In between these two groups are a wide variety of institutions, with their own missions and agendas. And it is precisely this diversity in institution type - and agendas - that has given the Tory Party the perfect opportunity to divide and rule.

An unpopular cause

It is these reactionary views -  which permeate society - that provide the second reason for the Tory triumph in this area. The last government may have succeeded in expanding the opportunities for hundreds of thousands more to go to university, but failed to counter-balance the cliched views of universities (promoted relentlessly by the mainstream media) that they aren't that important - not like schools and hospitals.

These views are well-versed: universities are full of feckless, work shy-students studying on 'Mickey Mouse' courses; the last government encouraged too many people from the lower rungs of society to go into higher education when they should have been fixing dodgy plumbing, or repairing cars; and, for a section of the political right, universities are a bastion of liberal-left ideology, full of future bureaucrats promoting health and safety or environmental legislation, or academics teaching about multiculturalism, or lecturers promoting left-wing economics.

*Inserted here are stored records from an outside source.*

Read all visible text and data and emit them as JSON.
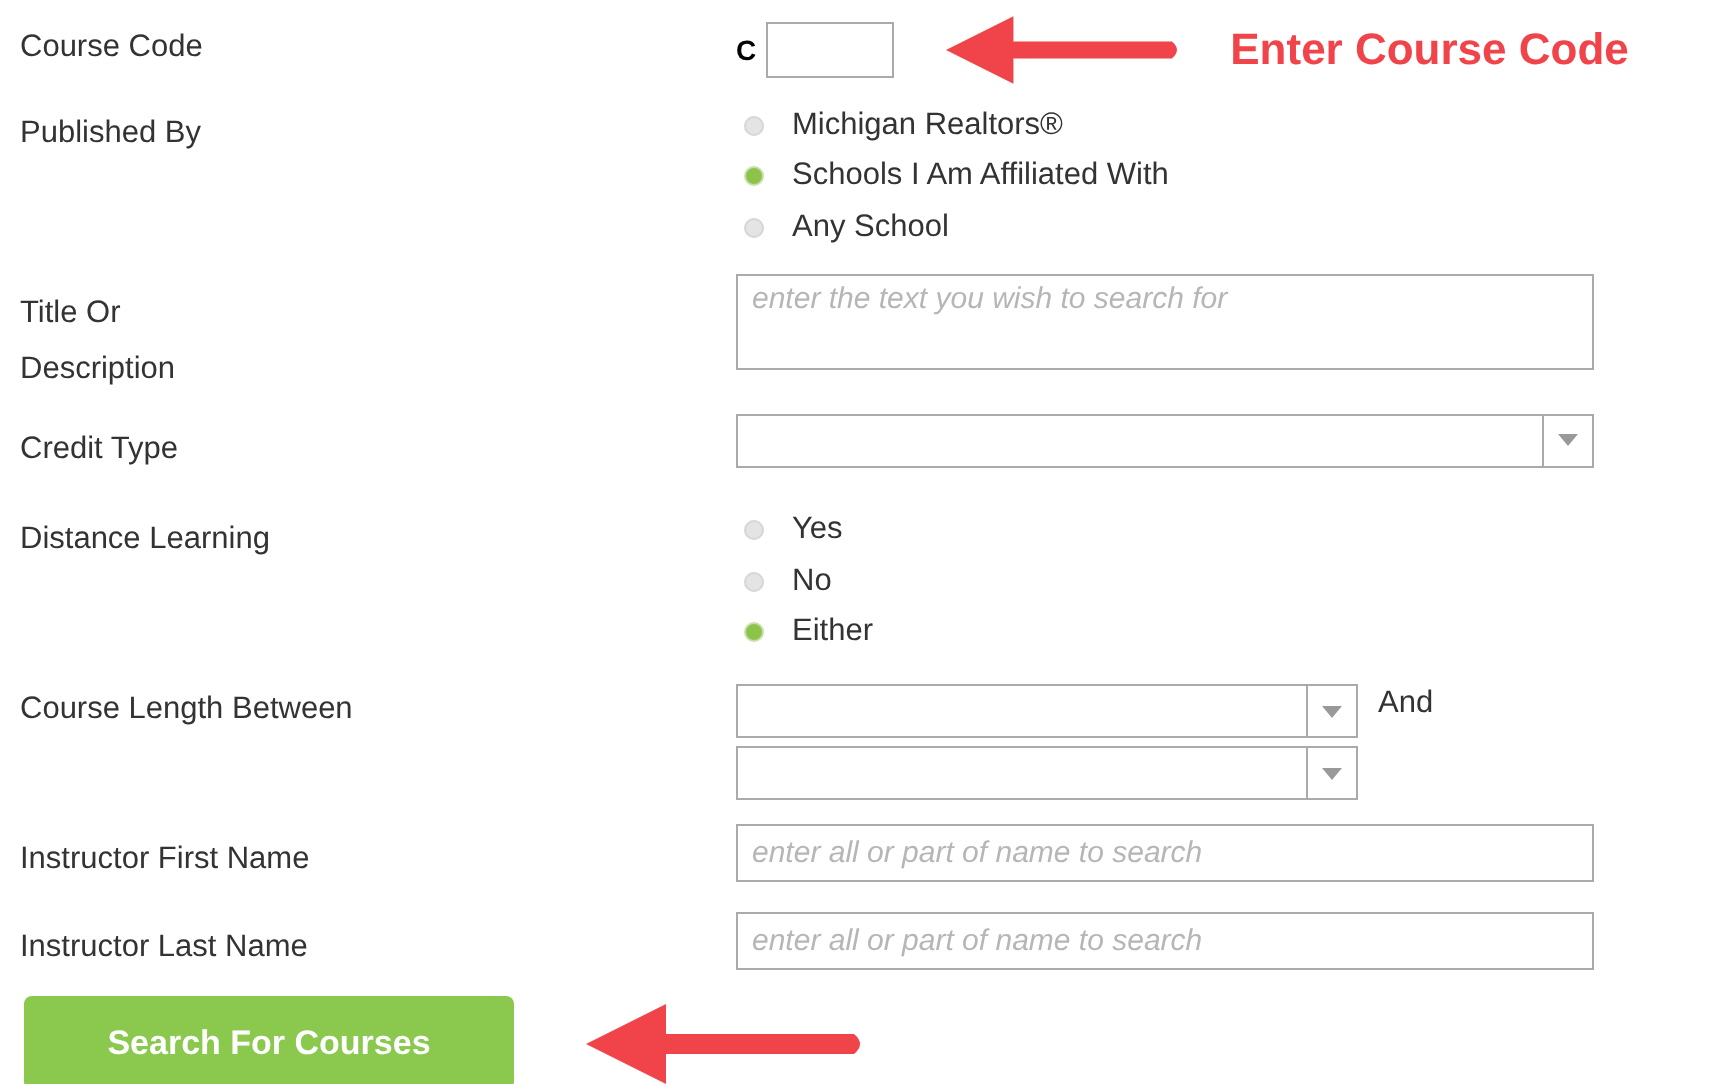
{
  "fields": [
    {
      "kind": "code",
      "label": "Course Code",
      "prefix": "C",
      "callout": "Enter Course Code"
    },
    {
      "kind": "radios",
      "label": "Published By",
      "options": [
        {
          "label": "Michigan Realtors®",
          "selected": false
        },
        {
          "label": "Schools I Am Affiliated With",
          "selected": true
        },
        {
          "label": "Any School",
          "selected": false
        }
      ]
    },
    {
      "kind": "textarea",
      "label": "Title Or Description",
      "placeholder": "enter the text you wish to search for"
    },
    {
      "kind": "select",
      "label": "Credit Type"
    },
    {
      "kind": "radios",
      "label": "Distance Learning",
      "options": [
        {
          "label": "Yes",
          "selected": false
        },
        {
          "label": "No",
          "selected": false
        },
        {
          "label": "Either",
          "selected": true
        }
      ]
    },
    {
      "kind": "range",
      "label": "Course Length Between",
      "joiner": "And"
    },
    {
      "kind": "text",
      "label": "Instructor First Name",
      "placeholder": "enter all or part of name to search"
    },
    {
      "kind": "text",
      "label": "Instructor Last Name",
      "placeholder": "enter all or part of name to search"
    }
  ],
  "submit": {
    "label": "Search For Courses"
  }
}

It is this lack of broad public support - one that that NHS continues to enjoy - that made the HE sector a prime target for a genuine revolution, and one that has apparently rolled over so easily. So, from Michael Gove's plans to take teacher training out of university hands (and thus, he hopes, to release the teaching profession from their left-wing, liberal mind-set) to this new White Paper, the dismantling and privatisation of an internationally-renowned sector begins.